Pino Daniele attacca la televisione e i suoi meccanismi. E lo fa prendendosela con due “prodotti” televisivi, come Annalisa Scarrone e Marco Carta, ex partecipanti al talent show Amici, che in ogni caso hanno dalla loro moltissimi fan che la sostengono. Carta ha vinto anche il Festival di Sanremo, e la Scarrone ha davvero una gran bella voce, anche se di strada davanti a lei ne ha tanta da fare, ma sono questi i meccanismi dello show business.

Daniele non è di questa opinione: a suo avviso, la TV ha ammazzato gli artisti che avrebbero dato alla gente modo di pensare. Una sorta di oppio dei popoli mediatico, insomma, cui anche il cantautore napoletano però ha preso parte, anche se dice che la cosa non accadrà di nuovo, perché secondo lui agli autori televisivi manca la cultura e lo spessore, l’unica cosa che non manca pare essere invece la presunzione.

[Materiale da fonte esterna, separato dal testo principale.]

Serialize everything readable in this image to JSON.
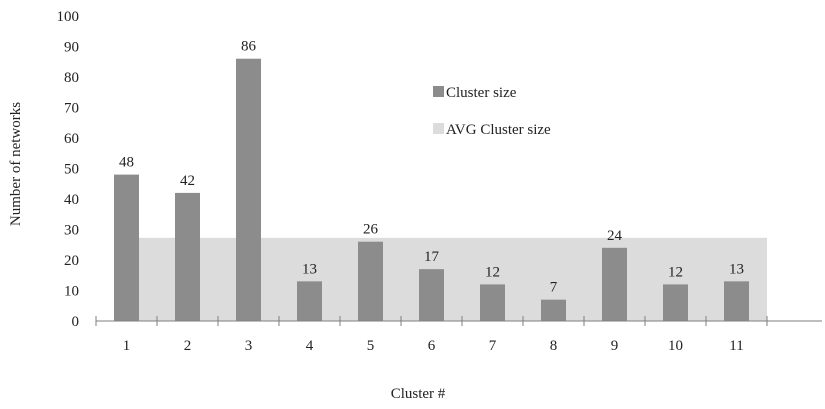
{
  "chart_data": {
    "type": "bar",
    "title": "",
    "xlabel": "Cluster #",
    "ylabel": "Number of networks",
    "categories": [
      "1",
      "2",
      "3",
      "4",
      "5",
      "6",
      "7",
      "8",
      "9",
      "10",
      "11"
    ],
    "series": [
      {
        "name": "Cluster size",
        "color": "#8c8c8c",
        "values": [
          48,
          42,
          86,
          13,
          26,
          17,
          12,
          7,
          24,
          12,
          13
        ],
        "data_labels": [
          "48",
          "42",
          "86",
          "13",
          "26",
          "17",
          "12",
          "7",
          "24",
          "12",
          "13"
        ]
      },
      {
        "name": "AVG Cluster size",
        "color": "#dcdcdc",
        "kind": "area",
        "value": 27.27
      }
    ],
    "ylim": [
      0,
      100
    ],
    "yticks": [
      "0",
      "10",
      "20",
      "30",
      "40",
      "50",
      "60",
      "70",
      "80",
      "90",
      "100"
    ],
    "grid": false,
    "legend_position": "center-right"
  }
}
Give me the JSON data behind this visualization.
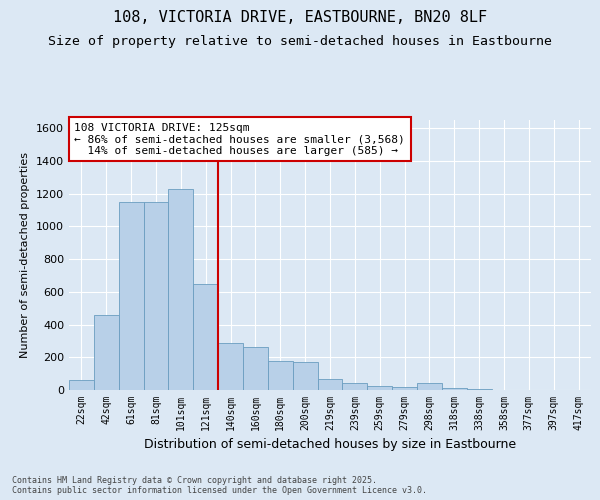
{
  "title": "108, VICTORIA DRIVE, EASTBOURNE, BN20 8LF",
  "subtitle": "Size of property relative to semi-detached houses in Eastbourne",
  "xlabel": "Distribution of semi-detached houses by size in Eastbourne",
  "ylabel": "Number of semi-detached properties",
  "footer": "Contains HM Land Registry data © Crown copyright and database right 2025.\nContains public sector information licensed under the Open Government Licence v3.0.",
  "bin_labels": [
    "22sqm",
    "42sqm",
    "61sqm",
    "81sqm",
    "101sqm",
    "121sqm",
    "140sqm",
    "160sqm",
    "180sqm",
    "200sqm",
    "219sqm",
    "239sqm",
    "259sqm",
    "279sqm",
    "298sqm",
    "318sqm",
    "338sqm",
    "358sqm",
    "377sqm",
    "397sqm",
    "417sqm"
  ],
  "bar_values": [
    60,
    460,
    1150,
    1150,
    1230,
    650,
    285,
    265,
    175,
    170,
    65,
    45,
    25,
    20,
    40,
    10,
    5,
    3,
    2,
    1,
    1
  ],
  "bar_color": "#b8d0e8",
  "bar_edge_color": "#6a9dc0",
  "vline_color": "#cc0000",
  "vline_x": 6.0,
  "annotation_line1": "108 VICTORIA DRIVE: 125sqm",
  "annotation_line2": "← 86% of semi-detached houses are smaller (3,568)",
  "annotation_line3": "  14% of semi-detached houses are larger (585) →",
  "ylim": [
    0,
    1650
  ],
  "yticks": [
    0,
    200,
    400,
    600,
    800,
    1000,
    1200,
    1400,
    1600
  ],
  "background_color": "#dce8f4",
  "plot_bg_color": "#dce8f4",
  "grid_color": "#ffffff",
  "title_fontsize": 11,
  "subtitle_fontsize": 9.5,
  "annotation_fontsize": 8,
  "ylabel_fontsize": 8,
  "xlabel_fontsize": 9,
  "tick_fontsize": 7,
  "ytick_fontsize": 8,
  "annotation_box_facecolor": "#ffffff",
  "annotation_box_edgecolor": "#cc0000",
  "footer_fontsize": 6
}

Galleria di immagini: Annalisa Scarrone

Così il partenopeo si è espresso al Corriere della Sera:

“Di questi tempi regna la logica della passerella, di suonare o di scrivere canzoni per far piacere agli altri. Prendiamo Marco Carta o Annalisa Scarrone: bravi interpreti, per carità, ma soltanto perché hanno imparato la tecnica del canto. Però sono ragazzi che vengono fuori da competizioni canore, che sono un’altra storia rispetto alla formazione musicale fatta di impegno e scelte. I loro percorsi assomigliano alle sfilate di Miss Universo, Miss Italia, vince chi è la più carina. Poi aprono la bocca…”

Certo, partecipare a un talent show e magari vincerlo, può sembrare una scappatoia. E in effetti lo è, perché permette a questi ragazzi di imporsi al grande pubblico aggirando un bel po’ di gavetta, che si questi tempi appare anche un po’ troppo allungata immotivatamente. Per cui, buon per questi ragazzi se sono riusciti a farsi conoscere, anche se forse provengono da un sistema, quello televisivo, fatto in gran parte di apparenza. Ma i giovani vanno sostenuti sempre e comunque se hanno talento e si impegnano.